1.3In de Nota van Toelichting (NvT) behorende bij het Lib is het navolgende vermeld:
“Van het uit artikel 2.2.1 voortvloeiende verbod voor de daarin bedoelde respectievelijk genoemde typen gebouwen kan in uitzonderingsgevallen worden afgeweken op grond van artikel 8.9 van de wet. Zo zijn waar het gaat over woningen afwijkingen voorstelbaar als sprake is van het opvullen van open gaten binnen aaneengesloten bebouwing, functiewijziging, herbouw van woningen op een minder milieubelaste plaats of
bouw van bedrijfswoningen.
Daarbij zullen de volgende beleidslijnen worden gehanteerd.
• Bij herbouw van woningen wordt uitgegaan van een vervanging van 1 op 1, dus geen uitbreiding van de woningvoorraad. De vervanging moet elders in het beperkingengebied kunnen worden gerealiseerd op een minder milieubelastende plaats. De te vervangen woning moet aan de voorraad worden onttrokken en ter plaatse mag geen andere kwetsbare
bestemming worden gerealiseerd.
• Voor een bedrijfswoning moet de noodzaak worden aangetoond.
• Bij de opvulling van open gaten wordt een onderscheid gemaakt tussen open gaten in lintbebouwing en open gaten in stedelijk of dorpsgebied. Wat betreft lintbebouwing wordt een maximum gehanteerd van 3 woningen en bij bestaand stedelijk gebied of dorpskommen een maximum van 25 woningen.
• Bij functiewijzigingen waarbij een in het artikel bedoeld of genoemd gebouw gewijzigd wordt in een ander type bedoeld of genoemd gebouw (bijvoorbeeld de omzetting van een school in appartementen) moet de wenselijkheid worden aangetoond. Deze wenselijkheid kan er bijvoorbeeld in bestaan dat het bestaande gebouw om architectonische of
cultuurhistorische redenen behouden moet blijven. Er geldt dan een maximum van 25 woningen of appartementen.

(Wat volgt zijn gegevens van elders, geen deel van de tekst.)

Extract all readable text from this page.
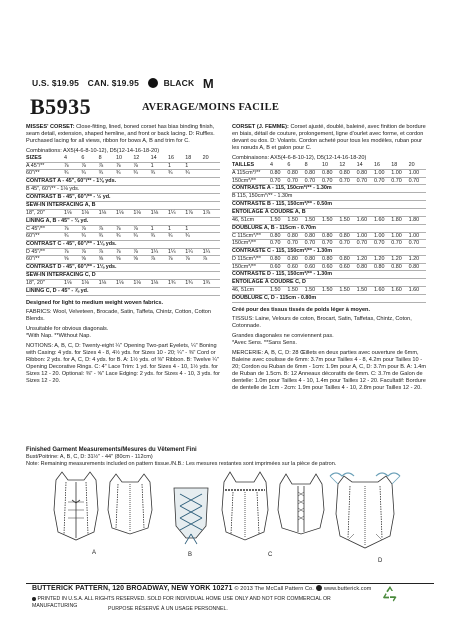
U.S. $19.95 CAN. $19.95	BLACK M
B5935	AVERAGE/MOINS FACILE

MISSES' CORSET: Close-fitting, lined, boned corset has bias binding finish, seam detail, extension, shaped hemline, and front or back lacing. D: Ruffles. Purchased lacing for all views, ribbon for bows A, B and trim for C.

Combinations: AX5(4-6-8-10-12), D5(12-14-16-18-20)
SIZES	4	6	8	10	12	14	16	18	20
A 45"/**	⅞	⅞	⅞	⅞	⅞	1	1	1	
60"/**	¾	¾	¾	¾	¾	¾	¾	¾	
CONTRAST A - 45", 60"/** - 1⅛ yds.									
B 45", 60"/** - 1⅛ yds.									
CONTRAST B - 45", 60"/** - ½ yd.									
SEW-IN INTERFACING A, B									
18", 20"	1⅛	1⅛	1⅛	1⅛	1⅛	1⅛	1¼	1⅞	1⅞
LINING A, B - 45" - ¾ yd.									
C 45"/**	⅞	⅞	⅞	⅞	⅞	1	1	1	
60"/**	¾	¾	¾	¾	¾	¾	¾	¾	
CONTRAST C - 45", 60"/** - 1⅛ yds.									
D 45"/**	⅞	⅞	⅞	⅞	⅞	1¼	1¼	1¼	1¼
60"/**	⅝	⅝	⅝	⅝	⅝	⅞	⅞	⅞	⅞
CONTRAST D - 45", 60"/** - 1⅛ yds.									
SEW-IN INTERFACING C, D									
18", 20"	1⅛	1⅛	1⅛	1⅛	1⅛	1⅛	1¾	1¾	1¾
LINING C, D - 45" - ⅞ yd.									

Designed for light to medium weight woven fabrics.

FABRICS: Wool, Velveteen, Brocade, Satin, Taffeta, Chintz, Cotton, Cotton Blends.

Unsuitable for obvious diagonals.
*With Nap. **Without Nap.

NOTIONS: A, B, C, D: Twenty-eight ¼" Opening Two-part Eyelets, ¼" Boning with Casing: 4 yds. for Sizes 4 - 8, 4½ yds. for Sizes 10 - 20; ¼" - ⅜" Cord or Ribbon: 2 yds. for A, C, D: 4 yds. for B. A: 1½ yds. of ⅜" Ribbon. B: Twelve ¼" Opening Decorative Rings. C: 4" Lace Trim: 1 yd. for Sizes 4 - 10, 1½ yds. for Sizes 12 - 20. Optional: ⅜" - ⅝" Lace Edging: 2 yds. for Sizes 4 - 10, 3 yds. for Sizes 12 - 20.

CORSET (J. FEMME): Corset ajusté, doublé, baleiné, avec finition de bordure en biais, détail de couture, prolongement, ligne d'ourlet avec forme, et cordon devant ou dos. D: Volants. Cordon acheté pour tous les modèles, ruban pour les nœuds A, B et galon pour C.

Combinaisons: AX5(4-6-8-10-12), D5(12-14-16-18-20)
TAILLES	4	6	8	10	12	14	16	18	20
A 115cm*/**	0.80	0.80	0.80	0.80	0.80	0.80	1.00	1.00	1.00
150cm*/**	0.70	0.70	0.70	0.70	0.70	0.70	0.70	0.70	0.70
CONTRASTE A - 115, 150cm*/** - 1.30m									
B 115, 150cm*/** - 1.30m									
CONTRASTE B - 115, 150cm*/** - 0.50m									
ENTOILAGE À COUDRE A, B									
46, 51cm	1.50	1.50	1.50	1.50	1.50	1.60	1.60	1.80	1.80
DOUBLURE A, B - 115cm - 0.70m									
C 115cm*/**	0.80	0.80	0.80	0.80	0.80	1.00	1.00	1.00	1.00
150cm*/**	0.70	0.70	0.70	0.70	0.70	0.70	0.70	0.70	0.70
CONTRASTE C - 115, 150cm*/** - 1.30m									
D 115cm*/**	0.80	0.80	0.80	0.80	0.80	1.20	1.20	1.20	1.20
150cm*/**	0.60	0.60	0.60	0.60	0.60	0.80	0.80	0.80	0.80
CONTRASTE D - 115, 150cm*/** - 1.30m									
ENTOILAGE À COUDRE C, D									
46, 51cm	1.50	1.50	1.50	1.50	1.50	1.50	1.60	1.60	1.60
DOUBLURE C, D - 115cm - 0.80m									

Créé pour des tissus tissés de poids léger à moyen.

TISSUS: Laine, Velours de coton, Brocart, Satin, Taffetas, Chintz, Coton, Cotonnade.

Grandes diagonales ne conviennent pas.
*Avec Sens. **Sans Sens.

MERCERIE: A, B, C, D: 28 Œillets en deux parties avec ouverture de 6mm, Baleine avec coulisse de 6mm: 3.7m pour Tailles 4 - 8, 4.2m pour Tailles 10 - 20; Cordon ou Ruban de 6mm - 1cm: 1.9m pour A, C, D: 3.7m pour B. A: 1.4m de Ruban de 1.5cm. B: 12 Anneaux décoratifs de 6mm. C: 3.7m de Galon de dentelle: 1.0m pour Tailles 4 - 10, 1.4m pour Tailles 12 - 20. Facultatif: Bordure de dentelle de 1cm - 2cm: 1.9m pour Tailles 4 - 10, 2.8m pour Tailles 12 - 20.

Finished Garment Measurements/Mesures du Vêtement Fini
Bust/Poitrine: A, B, C, D: 31½" - 44" (80cm - 112cm)
Note: Remaining measurements included on pattern tissue./N.B.: Les mesures restantes sont imprimées sur la pièce de patron.
A	B	C
D
BUTTERICK PATTERN, 120 BROADWAY, NEW YORK 10271 © 2013 The McCall Pattern Co. www.butterick.com
PRINTED IN U.S.A. ALL RIGHTS RESERVED. SOLD FOR INDIVIDUAL HOME USE ONLY AND NOT FOR COMMERCIAL OR MANUFACTURING
PURPOSE RÉSERVÉ À UN USAGE PERSONNEL.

Wordt het gebouw gesloopt dan is het gestelde over open gaten van kracht.
• Bij grootschalige herstructurering van stedelijk gebied binnen het beperkingengebied geldt als uitgangspunt dat een verklaring van geen bezwaar kan worden verleend als de herstructurering niet leidt tot een vergroting van de woningvoorraad.
Verzoeken om een verklaring van geen bezwaar die vallen binnen de bovengestelde grenzen, kunnen in beginsel namens de betrokken ministers worden afgehandeld. In andere gevallen is het verlenen van een verklaring van geen bezwaar niet uitgesloten, maar is nadere besluitvorming door de minister van V en W en de minister van VROM vereist.”
2. Bij besluiten van 6 en 7 oktober 2015 – en daarmee hangende de beroepen – heeft verweerder een nieuw besluit op het bezwaar van respectievelijk eiser sub 1 en eiseres sub 2 genomen. Met die besluiten heeft verweerder, zo blijkt uit de bewoordingen ervan, het eerdere besluit op bezwaar van 23 maart 2015 vervangen. In de besluiten van 6 en 7 oktober 2015 is niet volledig tegemoetgekomen aan eiser sub 1 en eiseres sub 2, nu in deze besluiten immers de afgifte van een vvgb voor de bouw van twee eengezinswoningen is geweigerd. Nu eiser sub 1 en eiseres sub 2 aldus voldoende belang hebben bij een beoordeling van respectievelijk de besluiten van 6 en 7 oktober 2015, hebben hun beroepen, gelet op artikel 6:19, eerste lid, van de Awb, van rechtswege mede betrekking op die besluiten. De rechtbank zal die besluiten inhoudelijk beoordelen.
Gesteld noch gebleken is dat eisers belang hebben (behouden) bij een beoordeling door de rechtbank van het besluit van 23 maart 2015. De beroepen van eisers gericht tegen dat besluit zullen daarom niet-ontvankelijk worden verklaard.
3. De rechtbank stelt vast, naar tussen partijen niet in geschil is, dat de aanvraag van eiser sub 1 betrekking heeft op een project dat is beoogd op gronden die in bijlage 3B bij het Lib met nummer 4 zijn aangewezen en waarop derhalve op grond van artikel 2.2.1, vierde lid, van het Lib, in beginsel geen woningen zijn toegestaan. Voor het project is derhalve een vvgb als bedoeld in artikel 8.9, derde lid, van de Wlv vereist. Bij het besluit van 6 oktober 2015 heeft verweerder geweigerd voor twee van de aangevraagde 27 woningen een vvgb af te geven op de grond dat met dat aantal het op basis van de NvT bij het Lib behorende maximum aantal toegestane woningen van 25 met twee wordt overschreden.